Ten slotte verscheen in de JAMA (2013) een retrospectieve cohortstudie met de gegevens van soldaten, veteranen en hun families in de V.S. van 2003 tot 2010 (8). De gemiddelde leeftijd bedroeg 57 jaar en 53% waren mannen. 6 967 statinegebruikers werden gematcht met 6 967 niet-gebruikers aan de hand van een propensity score (op basis van variabelen die betrekking hebben op de initiële patiëntkenmerken, o.m. leeftijd, geslacht, co-morbiditeit, artrose, tabagisme, geneesmiddelengebruik, spierpathologie). Statinegebruikers hadden een hoger geneesmiddelengerelateerd risico van alle musculoskeletale aandoeningen (OR 1,19 met 95% van 1, 08 tot 1,30) en van musculoskeletale pijn (OR 1,09 met 95% van 1,02 tot 1,18).

 

Besluit

Verschillende observationele onderzoeken stellen vast dat het risico van musculoskeletale pijn bij statinegebruik geen zeldzaam fenomeen is. Deze pijn kan een negatief effect hebben op de therapietrouw. Twee studies stellen verschillen vast tussen de statines onderling. De spiertoxiciteit lijkt evenredig te zijn aan de potentie van het statine om het LDL-cholesterol te doen dalen.

 

 

Referenties

  1. De Weirdt S, Lemiengre M. Het nut van statines als preventie bij patiënten met een laag cardiovasculair risico: een meta-analyse. Minerva 2012;11(4):43-4.
  2. Tonelli M, Lloyd A, Clement F, et al; for the Alberta Kidney Disease Network. Efficacy of statins for primary prevention in people at low cardiovascular risk: a meta-analysis. CMAJ 2011;183:E1189-202.
  3. Bruckert E, Hayem G, Dejager S, et al. Mild to moderate muscular symptoms with high-dosage statin therapy in hyperlipidemic patients – the PRIMO study. Cardiovasc Drugs Ther 2005;19:403-14.
  4. Hippisley-Cox J, Coupland C. Unintended effects of statins in men and women in England and Wales: population based cohort study using the QResearch database. BMJ 2010;340:c2197.
  5. Buettner C, Rippberger MJ, Smith JK, et al. Statin use and musculoskeletal pain among adults with and without arthritis.
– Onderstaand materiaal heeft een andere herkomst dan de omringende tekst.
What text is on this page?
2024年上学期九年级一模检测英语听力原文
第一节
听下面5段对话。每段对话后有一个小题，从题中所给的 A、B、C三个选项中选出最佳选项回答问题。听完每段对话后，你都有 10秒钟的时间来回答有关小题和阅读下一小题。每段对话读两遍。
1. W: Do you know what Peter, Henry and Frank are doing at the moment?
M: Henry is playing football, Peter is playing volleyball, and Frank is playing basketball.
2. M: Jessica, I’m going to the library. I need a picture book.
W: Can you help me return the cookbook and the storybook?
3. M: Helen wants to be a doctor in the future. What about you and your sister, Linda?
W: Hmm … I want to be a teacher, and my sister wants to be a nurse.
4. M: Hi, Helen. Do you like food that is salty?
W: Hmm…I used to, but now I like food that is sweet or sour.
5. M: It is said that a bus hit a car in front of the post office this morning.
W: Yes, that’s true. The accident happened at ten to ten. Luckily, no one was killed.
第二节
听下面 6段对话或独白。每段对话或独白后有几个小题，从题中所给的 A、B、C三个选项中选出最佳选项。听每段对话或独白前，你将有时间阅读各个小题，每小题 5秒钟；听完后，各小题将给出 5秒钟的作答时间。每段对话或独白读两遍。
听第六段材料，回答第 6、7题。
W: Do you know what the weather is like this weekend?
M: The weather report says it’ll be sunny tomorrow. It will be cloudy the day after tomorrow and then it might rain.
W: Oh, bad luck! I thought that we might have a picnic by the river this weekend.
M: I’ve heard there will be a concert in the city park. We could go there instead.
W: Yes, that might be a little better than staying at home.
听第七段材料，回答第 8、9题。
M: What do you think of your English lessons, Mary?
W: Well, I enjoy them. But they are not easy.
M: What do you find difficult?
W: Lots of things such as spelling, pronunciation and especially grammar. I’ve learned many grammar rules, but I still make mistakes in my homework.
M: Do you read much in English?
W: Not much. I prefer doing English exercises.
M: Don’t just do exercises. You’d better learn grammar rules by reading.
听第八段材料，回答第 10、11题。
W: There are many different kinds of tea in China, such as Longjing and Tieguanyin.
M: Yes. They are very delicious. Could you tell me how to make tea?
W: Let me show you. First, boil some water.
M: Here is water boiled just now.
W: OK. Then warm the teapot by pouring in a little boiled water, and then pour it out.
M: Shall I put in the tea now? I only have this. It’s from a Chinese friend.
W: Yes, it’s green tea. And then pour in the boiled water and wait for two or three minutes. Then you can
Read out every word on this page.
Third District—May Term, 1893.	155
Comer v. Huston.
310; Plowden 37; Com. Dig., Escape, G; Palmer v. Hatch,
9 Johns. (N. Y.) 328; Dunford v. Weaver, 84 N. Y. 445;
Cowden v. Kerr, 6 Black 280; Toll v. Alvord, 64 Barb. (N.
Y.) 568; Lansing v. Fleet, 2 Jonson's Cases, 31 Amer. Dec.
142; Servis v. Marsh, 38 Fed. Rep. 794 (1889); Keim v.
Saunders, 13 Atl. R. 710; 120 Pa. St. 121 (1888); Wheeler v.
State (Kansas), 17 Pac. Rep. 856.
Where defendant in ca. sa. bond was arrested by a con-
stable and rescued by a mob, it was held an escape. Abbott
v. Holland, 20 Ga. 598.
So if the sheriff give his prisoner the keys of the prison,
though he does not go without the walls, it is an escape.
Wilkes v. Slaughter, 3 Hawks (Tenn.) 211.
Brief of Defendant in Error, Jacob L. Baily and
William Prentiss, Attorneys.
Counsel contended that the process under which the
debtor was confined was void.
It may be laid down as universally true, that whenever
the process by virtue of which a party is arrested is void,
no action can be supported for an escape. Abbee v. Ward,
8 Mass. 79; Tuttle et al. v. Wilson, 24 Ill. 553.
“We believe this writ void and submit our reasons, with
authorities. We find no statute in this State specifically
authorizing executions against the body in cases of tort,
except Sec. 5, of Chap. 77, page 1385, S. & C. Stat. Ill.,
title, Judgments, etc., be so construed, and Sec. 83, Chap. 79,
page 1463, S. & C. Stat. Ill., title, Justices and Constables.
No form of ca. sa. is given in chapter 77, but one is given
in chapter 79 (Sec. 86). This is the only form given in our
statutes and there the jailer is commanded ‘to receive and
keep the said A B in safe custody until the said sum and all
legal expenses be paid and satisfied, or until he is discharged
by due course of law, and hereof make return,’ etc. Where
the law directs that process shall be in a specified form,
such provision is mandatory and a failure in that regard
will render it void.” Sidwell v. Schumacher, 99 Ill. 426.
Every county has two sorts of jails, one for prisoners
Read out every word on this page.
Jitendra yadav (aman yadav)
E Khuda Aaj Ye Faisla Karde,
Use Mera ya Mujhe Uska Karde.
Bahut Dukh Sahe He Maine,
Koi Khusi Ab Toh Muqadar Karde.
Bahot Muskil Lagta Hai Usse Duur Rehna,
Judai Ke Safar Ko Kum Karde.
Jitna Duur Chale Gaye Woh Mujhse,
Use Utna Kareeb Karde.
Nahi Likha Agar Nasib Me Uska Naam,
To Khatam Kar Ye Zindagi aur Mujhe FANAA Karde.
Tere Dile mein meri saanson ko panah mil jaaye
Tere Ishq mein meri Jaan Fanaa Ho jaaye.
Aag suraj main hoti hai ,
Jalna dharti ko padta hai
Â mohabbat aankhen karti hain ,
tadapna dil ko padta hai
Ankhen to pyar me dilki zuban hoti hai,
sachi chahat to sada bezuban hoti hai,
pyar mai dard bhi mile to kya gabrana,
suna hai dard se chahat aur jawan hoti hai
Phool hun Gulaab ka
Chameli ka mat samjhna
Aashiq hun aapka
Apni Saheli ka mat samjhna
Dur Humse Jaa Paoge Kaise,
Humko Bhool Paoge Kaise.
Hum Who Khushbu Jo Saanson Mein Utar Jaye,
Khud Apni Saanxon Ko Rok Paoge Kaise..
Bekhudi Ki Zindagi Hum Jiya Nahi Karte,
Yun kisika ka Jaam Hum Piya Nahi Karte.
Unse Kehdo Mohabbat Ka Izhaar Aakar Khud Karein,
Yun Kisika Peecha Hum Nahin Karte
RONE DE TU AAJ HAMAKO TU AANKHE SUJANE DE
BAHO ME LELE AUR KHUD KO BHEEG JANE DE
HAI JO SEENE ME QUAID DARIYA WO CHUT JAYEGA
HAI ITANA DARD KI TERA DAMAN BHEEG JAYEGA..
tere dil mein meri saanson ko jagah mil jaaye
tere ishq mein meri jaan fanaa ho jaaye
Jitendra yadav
Am J Med 2012;125:176-82.
  6. Hoffman KB, Kraus C, Dimbil M, Golomb BA. A Survey of the FDA's AERS Database Regarding Muscle and Tendon Adverse Events Linked to the Statin Drug Class. PLoS One 2012;7: e42866.
  7. Chang CH, Kusama M, Ono S et al. Assessment of statin-associated muscle toxicity in Japan: a cohort study conducted using claims database and laboratory information. BMJ Open 2013;3:e002040.
  8. Mansi I, Frei CR, Pugh MJ, et al. Statins and musculoskeletal conditions, arthropathies, and injuries. JAMA Intern Med 2013;173:1-10.